Ebola’s Beat-Me-Face Soul Mate
Ebola Paris Hilton was out last night in LA for a photo opp with her man. Apparently it’s working on a new reality tv show with Oxygen. Tori Spelling is on Oxygen too, non? Dumb network. Especially if it wants to sign Ebola. Because you know about Ebola. You know it touches and destroys...everything. So I’m just saying, if Oxygen goes ahead, and you have stocks, maybe you need to check on that.
Anyway, about Ebola’s boyfriend, his name is Cy Waits, like if there was ever, ever the perfect name for a douchebag. And if ever, ever there was a perfect face for a douchebag too.
This is what we call a Beat-Me-Face. Yes, yes, violence is wrong. But when you look at it, isn’t it hard to control your punching urge? He has that gang rape look in his eyes, and always a thin film of coke sweat oozing out of his pores, and the first words out of his mouth are always “I know”. Men like Cy are to be avoided at all costs.

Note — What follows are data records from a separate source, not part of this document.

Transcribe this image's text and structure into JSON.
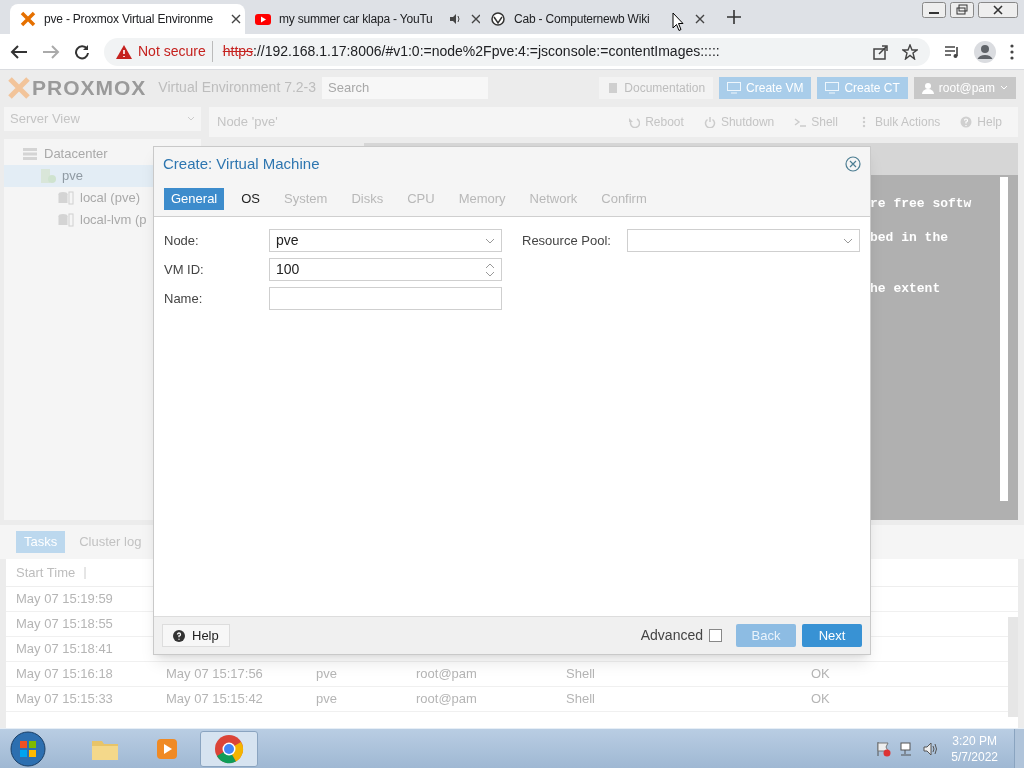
{
  "browser": {
    "tabs": [
      {
        "title": "pve - Proxmox Virtual Environme",
        "kind": "proxmox",
        "selected": true,
        "audio": false
      },
      {
        "title": "my summer car klapa - YouTu",
        "kind": "video",
        "selected": false,
        "audio": true
      },
      {
        "title": "Cab - Computernewb Wiki",
        "kind": "wiki",
        "selected": false,
        "audio": false
      }
    ],
    "security": "Not secure",
    "url_scheme": "https",
    "url_rest": "://192.168.1.17:8006/#v1:0:=node%2Fpve:4:=jsconsole:=contentImages:::::"
  },
  "header": {
    "logo": "PROXMOX",
    "version": "Virtual Environment 7.2-3",
    "search_placeholder": "Search",
    "buttons": [
      {
        "label": "Documentation",
        "kind": "plain"
      },
      {
        "label": "Create VM",
        "kind": "primary"
      },
      {
        "label": "Create CT",
        "kind": "primary"
      },
      {
        "label": "root@pam",
        "kind": "user"
      }
    ]
  },
  "sidebar": {
    "view": "Server View",
    "tree": [
      {
        "label": "Datacenter",
        "kind": "datacenter",
        "selected": false,
        "children": [
          {
            "label": "pve",
            "kind": "node",
            "selected": true,
            "children": [
              {
                "label": "local (pve)",
                "kind": "storage",
                "selected": false
              },
              {
                "label": "local-lvm (p",
                "kind": "storage",
                "selected": false
              }
            ]
          }
        ]
      }
    ]
  },
  "node_toolbar": {
    "title": "Node 'pve'",
    "buttons": [
      {
        "label": "Reboot",
        "kind": "reboot"
      },
      {
        "label": "Shutdown",
        "kind": "power"
      },
      {
        "label": "Shell",
        "kind": "terminal"
      },
      {
        "label": "Bulk Actions",
        "kind": "menu"
      },
      {
        "label": "Help",
        "kind": "help"
      }
    ]
  },
  "console": {
    "lines": [
      "re free softw",
      "bed in the",
      "he extent"
    ]
  },
  "dialog": {
    "title": "Create: Virtual Machine",
    "tabs": [
      {
        "label": "General",
        "selected": true,
        "disabled": false
      },
      {
        "label": "OS",
        "selected": false,
        "disabled": false
      },
      {
        "label": "System",
        "selected": false,
        "disabled": true
      },
      {
        "label": "Disks",
        "selected": false,
        "disabled": true
      },
      {
        "label": "CPU",
        "selected": false,
        "disabled": true
      },
      {
        "label": "Memory",
        "selected": false,
        "disabled": true
      },
      {
        "label": "Network",
        "selected": false,
        "disabled": true
      },
      {
        "label": "Confirm",
        "selected": false,
        "disabled": true
      }
    ],
    "left_fields": [
      {
        "label": "Node:",
        "kind": "combo",
        "value": "pve"
      },
      {
        "label": "VM ID:",
        "kind": "spinner",
        "value": "100"
      },
      {
        "label": "Name:",
        "kind": "text"
      }
    ],
    "right_fields": [
      {
        "label": "Resource Pool:",
        "kind": "combo"
      }
    ],
    "help": "Help",
    "advanced": {
      "label": "Advanced",
      "checked": false
    },
    "buttons": [
      {
        "label": "Back",
        "disabled": true
      },
      {
        "label": "Next",
        "disabled": false
      }
    ]
  },
  "tasks": {
    "tabs": [
      {
        "label": "Tasks",
        "selected": true
      },
      {
        "label": "Cluster log",
        "selected": false
      }
    ],
    "sort_column": "Start Time",
    "rows": [
      {
        "start_time": "May 07 15:19:59"
      },
      {
        "start_time": "May 07 15:18:55"
      },
      {
        "start_time": "May 07 15:18:41"
      },
      {
        "start_time": "May 07 15:16:18",
        "end_time": "May 07 15:17:56",
        "node": "pve",
        "user": "root@pam",
        "description": "Shell",
        "status": "OK"
      },
      {
        "start_time": "May 07 15:15:33",
        "end_time": "May 07 15:15:42",
        "node": "pve",
        "user": "root@pam",
        "description": "Shell",
        "status": "OK"
      }
    ]
  },
  "taskbar": {
    "apps": [
      {
        "kind": "folder",
        "active": false
      },
      {
        "kind": "media",
        "active": false
      },
      {
        "kind": "chrome",
        "active": true
      }
    ],
    "time": "3:20 PM",
    "date": "5/7/2022"
  }
}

If you’re lucky, you have an instinct for it. My ma trained that into me.
Of course Ebola is all over it. Soul mates, they are.
The soul mates ran over a pap last night. And don’t side with the f-cking celebrity on this one. Who do you think called photographers to be there in the first place? Then again, if you’re shooting Ebola, maybe you do deserve it. Because you’re actively asking to be contaminated.